You are viewing paulmck

Previous Entry | Next Entry

inside
Later in this series of postings, we will get back to the question of what lessons from the old Great Software Crisis might be applied to the new Great Parallel Software Crisis. In the meantime, this post will look at what can make parallel programming easy. Just to maintain my reputation for arguing with myself, several upcoming posts will examine things that can make parallel programming difficult.

The easiest problems to parallelize are those whose data is partitionable. In this case, just assign a separate CPU to each partition and stand back! This can be as easy as the following shell script:

./myprogram 1 & ./myprogram 2 & ./myprogram 3 &

Here we run three copies of the program, each working on a different part of the problem. Other examples include the data parallelism used in technical computing and the data locking used in operating systems and server applications.

Many types of computer-aided design have datasets that are nearly partitionable, a classic case being finite-element analysis. Here, an grid is superimposed on the object being analyzed, and a CPU assigned to a region of the grid. As we make the grid more fine-grained (thus usually making the solution more accurate) by a factor of N, the amount of computation per CPU rises as N3, while the amount of communication between CPUs only rises as N2. As N rises, the fraction of effort required for communication becomes arbitrarily small, allowing arbitrarily good performance and scalability.

However, as soon as there is communication, we do need to start being careful. Even in the tightest SMP, the overhead of communicating is a good order of magnitude greater than that of computation, and this ratio often amounts to multiple orders of magnitude. Therefore, even a small amount of communication can destroy your software's scalability, regardless of whether that communications is within a single CPU core or across a large cluster interconnect. This is why partitioning is a good thing, the more complete the partitioning the better. Completely partitionable problems are often called “embarrassingly parallel”, though has never been clear to me why partitioning should embarrass anyone. Perhaps it is a culture thing, but whatever it is, I simply think of it as an embarrassment of performance and scalability riches.

But what about RCU? RCU neither partitions data nor replicates it, so why is it fast?

Of course, for lazy people like me, the best cases are where the parallelism is done for you, as has long been the case for SQL developers. The database's query optimizer handles the parallelism, so that the developers don't have to. That said, a quick Google search for “SQL performance” should suffice to convince you that even SQL developers have not yet reached Parallel Nirvana.

But can you think of cases where parallelism is easy but useless?

Partitioning and replicating your program's data can be a wonderful path to excellent performance and scalability, but life is not always that easy.

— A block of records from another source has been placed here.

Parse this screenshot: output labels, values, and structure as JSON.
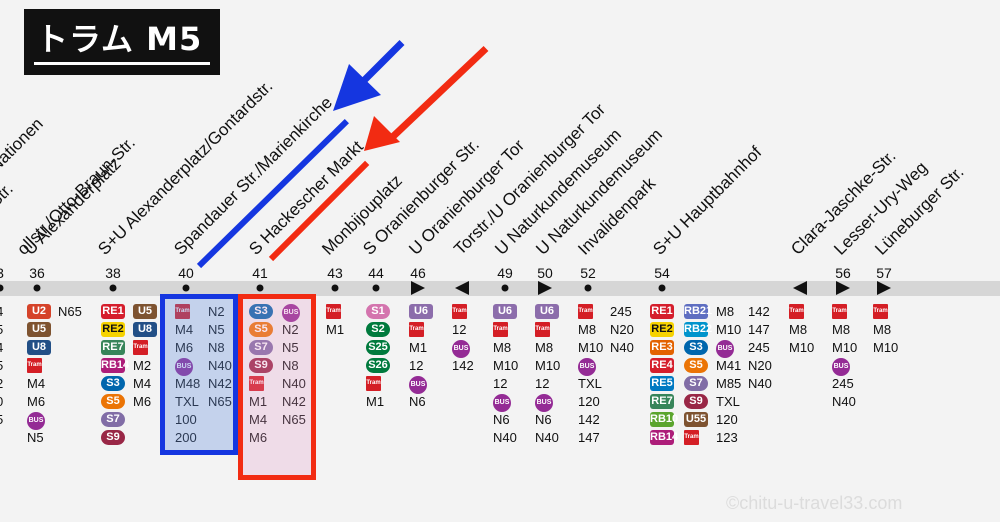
{
  "title": "トラム M5",
  "stations": [
    {
      "name": "Nationen",
      "num": ""
    },
    {
      "name": "Str.",
      "num": ""
    },
    {
      "name": "ollstr./Otto-Braun-Str.",
      "num": ""
    },
    {
      "name": "U Alexanderplatz",
      "num": "36"
    },
    {
      "name": "S+U Alexanderplatz/Gontardstr.",
      "num": "38"
    },
    {
      "name": "Spandauer Str./Marienkirche",
      "num": "40"
    },
    {
      "name": "S Hackescher Markt",
      "num": "41"
    },
    {
      "name": "Monbijouplatz",
      "num": "43"
    },
    {
      "name": "S Oranienburger Str.",
      "num": "44"
    },
    {
      "name": "U Oranienburger Tor",
      "num": "46"
    },
    {
      "name": "Torstr./U Oranienburger Tor",
      "num": ""
    },
    {
      "name": "U Naturkundemuseum",
      "num": "49"
    },
    {
      "name": "U Naturkundemuseum",
      "num": "50"
    },
    {
      "name": "Invalidenpark",
      "num": "52"
    },
    {
      "name": "S+U Hauptbahnhof",
      "num": "54"
    },
    {
      "name": "Clara-Jaschke-Str.",
      "num": ""
    },
    {
      "name": "Lesser-Ury-Weg",
      "num": "56"
    },
    {
      "name": "Lüneburger Str.",
      "num": "57"
    }
  ],
  "edge_number": "3",
  "connections": {
    "col0": [
      "4",
      "5",
      "4",
      "5",
      "2",
      "0",
      "5"
    ],
    "col36": [
      "U2",
      "U5",
      "U8",
      "Tram",
      "M4",
      "M6",
      "BUS",
      "N5"
    ],
    "col36b": [
      "N65"
    ],
    "col38a": [
      "RE1",
      "RE2",
      "RE7",
      "RB14",
      "S3",
      "S5",
      "S7",
      "S9"
    ],
    "col38b": [
      "U5",
      "U8",
      "Tram",
      "M2",
      "M4",
      "M6"
    ],
    "col40a": [
      "Tram",
      "M4",
      "M6",
      "BUS",
      "M48",
      "TXL",
      "100",
      "200"
    ],
    "col40b": [
      "N2",
      "N5",
      "N8",
      "N40",
      "N42",
      "N65"
    ],
    "col41a": [
      "S3",
      "S5",
      "S7",
      "S9",
      "Tram",
      "M1",
      "M4",
      "M6"
    ],
    "col41b": [
      "BUS",
      "N2",
      "N5",
      "N8",
      "N40",
      "N42",
      "N65"
    ],
    "col43": [
      "Tram",
      "M1"
    ],
    "col44": [
      "S1",
      "S2",
      "S25",
      "S26",
      "Tram",
      "M1"
    ],
    "col46": [
      "U6",
      "Tram",
      "M1",
      "12",
      "BUS",
      "N6"
    ],
    "col46b": [
      "Tram",
      "12",
      "BUS",
      "142"
    ],
    "col49": [
      "U6",
      "Tram",
      "M8",
      "M10",
      "12",
      "BUS",
      "N6",
      "N40"
    ],
    "col50": [
      "U6",
      "Tram",
      "M8",
      "M10",
      "12",
      "BUS",
      "N6",
      "N40"
    ],
    "col52": [
      "Tram",
      "M8",
      "M10",
      "BUS",
      "TXL",
      "120",
      "142",
      "147"
    ],
    "col52b": [
      "245",
      "N20",
      "N40"
    ],
    "col54a": [
      "RE1",
      "RE2",
      "RE3",
      "RE4",
      "RE5",
      "RE7",
      "RB10",
      "RB14"
    ],
    "col54b": [
      "RB21",
      "RB22",
      "S3",
      "S5",
      "S7",
      "S9",
      "U55",
      "Tram"
    ],
    "col54c": [
      "M8",
      "M10",
      "BUS",
      "M41",
      "M85",
      "TXL",
      "120",
      "123"
    ],
    "col54d": [
      "142",
      "147",
      "245",
      "N20",
      "N40"
    ],
    "colCJ": [
      "Tram",
      "M8",
      "M10"
    ],
    "col56": [
      "Tram",
      "M8",
      "M10",
      "BUS",
      "245",
      "N40"
    ],
    "col57": [
      "Tram",
      "M8",
      "M10"
    ]
  },
  "colors": {
    "blue_mark": "#1536e0",
    "red_mark": "#f22b12",
    "tram": "#d41e25",
    "bus": "#942b95",
    "track": "#d6d6d6"
  },
  "watermark": "©chitu-u-travel33.com"
}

The next set of posts will look at some of the things that can make life difficult.

Comments

macplusg3
Dec. 11th, 2009 04:12 am (UTC)
Indeed for SQL we've found that the better way is to not execute a query in parallel, but just find better ways of executing 10,000 queries at the same time. For a lot of applications (e.g. web apps) queries are relatively short lived and any individual CPU core is more than capable of executing the query in adequate time. However, how best you service your 100,000 concurrent users... that's where it's interesting.

- stewart
paulmck
Dec. 11th, 2009 04:48 am (UTC)
Good point!
Indeed, to benefit from intra-query parallelism, you need one whopping big SQL query and lots of mass-storage devices, lots of host-bus adapters, and impressive I/O bandwidth. I nevertheless have seen intra-query parallelism used to good effect in data-mining applications. Such an application in the late 1990s used no fewer than 20 big disk arrays connected via SAN to a single-OS-instance NUMA system with many tens of CPUs. If I remember correctly, one of the queries took something like 20 minutes to complete — and consumed every scrap of computational power and I/O bandwidth that the system had to offer.

As you say, inter-query parallelism is the only way to go for small queries. However, if each query completes in (say) 100 milliseconds, you need tens of thousands of queries per hour for there to be much chance of having more than one query in flight at a given time. There certainly are many web sites with that much traffic, but they are a small fraction of the total.

So much does indeed depend on your workload!